Sosteniamo la transizione energetica e per questo abbiamo intrapreso un percorso sulle forniture di energia elettrica, in piena coerenza con i principi di sostenibilità e responsabilità ambientale, con l’obiettivo di ridurre progressivamente l’impatto delle nostre attività sull’ambiente. Nello specifico, abbiamo avviato un programma strutturato che prevede l’aumento graduale della quota di energia acquistata da fonti rinnovabili, con l’intenzione di raggiungere il 100% dei consumi energetici da fonti sostenibili. Questo impegno si inserisce in una strategia aziendale più ampia, che non solo include la gestione efficiente delle risorse naturali, ma promuove anche l’adozione di tecnologie verdi all’interno dei nostri processi produttivi. Per garantire la trasparenza e la tracciabilità dell’energia utilizzata, abbiamo scelto di aderire alla Garanzia di Origine (GO), un certificato elettronico che attesta l’origine rinnovabile dell’energia che acquistiamo. Inoltre, abbiamo realizzato e messo in funzione un impianto fotovoltaico che oggi ricopre una superfice di 25mila mq grazie all’installazione di pannelli solari certificati, risultato di una tecnologia unica che ci garantisce il massimo della potenza sempre. Coerenti con questa politica, i 2.620 pannelli installati garantiscono all’azienda un minor impatto ambientale sopperendo circa il 70% del fabbisogno energetico. Il risparmio del petrolio annuale è pari a 225 tonnellate, il risparmio annuo di kwh è pari a 1.000.000, mentre il risparmio di Co2 è pari a 530 tonnellate, l’equivalente di 26.500 alberi.
Come riuscite a sensibilizzare e a coinvolgere il consumatore finale?

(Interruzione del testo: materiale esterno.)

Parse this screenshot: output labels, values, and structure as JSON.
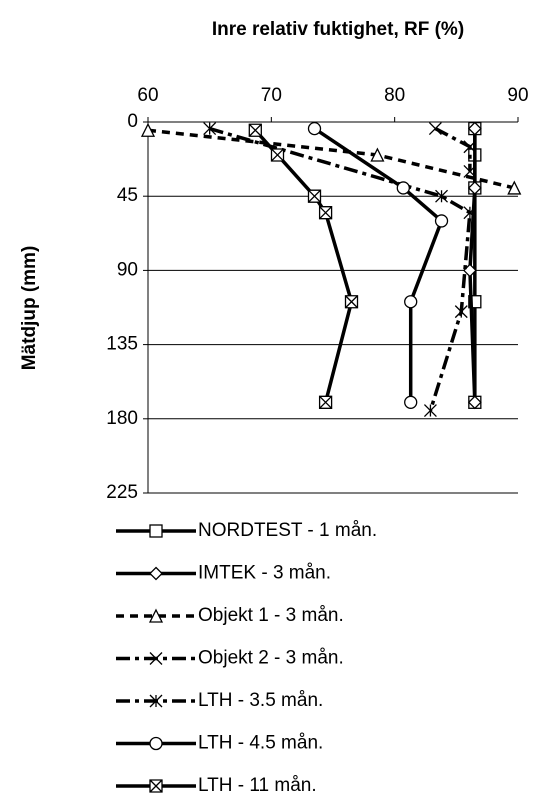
{
  "chart_data": {
    "type": "line",
    "title": "Inre relativ fuktighet, RF (%)",
    "y_label": "Mätdjup (mm)",
    "xlim": [
      60,
      90
    ],
    "xticks": [
      60,
      70,
      80,
      90
    ],
    "x_axis_position": "top",
    "ylim": [
      0,
      225
    ],
    "yticks": [
      0,
      45,
      90,
      135,
      180,
      225
    ],
    "y_inverted": true,
    "grid": true,
    "legend": "bottom",
    "series": [
      {
        "name": "NORDTEST - 1 mån.",
        "color": "#000000",
        "marker": "square",
        "dash": "solid",
        "x": [
          86.5,
          86.5,
          86.5,
          86.5,
          86.5
        ],
        "values": [
          4,
          20,
          40,
          109,
          170
        ]
      },
      {
        "name": "IMTEK - 3 mån.",
        "color": "#000000",
        "marker": "diamond",
        "dash": "solid",
        "x": [
          86.5,
          86.5,
          86.1,
          86.5
        ],
        "values": [
          4,
          40,
          90,
          170
        ]
      },
      {
        "name": "Objekt 1 - 3 mån.",
        "color": "#000000",
        "marker": "triangle",
        "dash": "dashed",
        "x": [
          60,
          78.6,
          89.7
        ],
        "values": [
          5,
          20,
          40
        ]
      },
      {
        "name": "Objekt 2 - 3 mån.",
        "color": "#000000",
        "marker": "x",
        "dash": "dashdot",
        "x": [
          83.3,
          86.1,
          86.1
        ],
        "values": [
          4,
          15,
          30
        ]
      },
      {
        "name": "LTH - 3.5 mån.",
        "color": "#000000",
        "marker": "asterisk",
        "dash": "dashdot",
        "x": [
          65,
          83.8,
          86.1,
          85.4,
          82.9
        ],
        "values": [
          4,
          45,
          55,
          115,
          175
        ]
      },
      {
        "name": "LTH - 4.5 mån.",
        "color": "#000000",
        "marker": "circle",
        "dash": "solid",
        "x": [
          73.5,
          80.7,
          83.8,
          81.3,
          81.3
        ],
        "values": [
          4,
          40,
          60,
          109,
          170
        ]
      },
      {
        "name": "LTH - 11 mån.",
        "color": "#000000",
        "marker": "asterisk-square",
        "dash": "solid",
        "x": [
          68.7,
          70.5,
          73.5,
          74.4,
          76.5,
          74.4
        ],
        "values": [
          5,
          20,
          45,
          55,
          109,
          170
        ]
      }
    ]
  }
}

Coinvolgiamo in prima persona i consumatori organizzando diverse attività a sostegno. Ad esempio, insieme a Massimo Mercantini, esperto di giardinaggio e non solo, realizziamo giornate “green”, grazie alle quali i ragazzi mettono le mani nella terra, ne odorano il profumo e piantano aromatiche, fiori e verdure che poi vedono crescere e di cui possono raccogliere e gustare i frutti. Abbiamo inoltre lanciato una nuova campagna provocatoria “Non è la plastica. Sei tu!”, un appello alla responsabilità individuale, sul fare la differenza – partendo dal singolo – con una corretta raccolta differenziata. Si parte dalle piccole cose e, passo dopo passo, possiamo salire insieme un nuovo gradino per raggiungere un obiettivo comune e un mondo sostenibile per le future generazioni. La passione, la tenacia e la grinta sono molto contagiosi e vorremmo appassionare tutti al benessere del nostro mondo.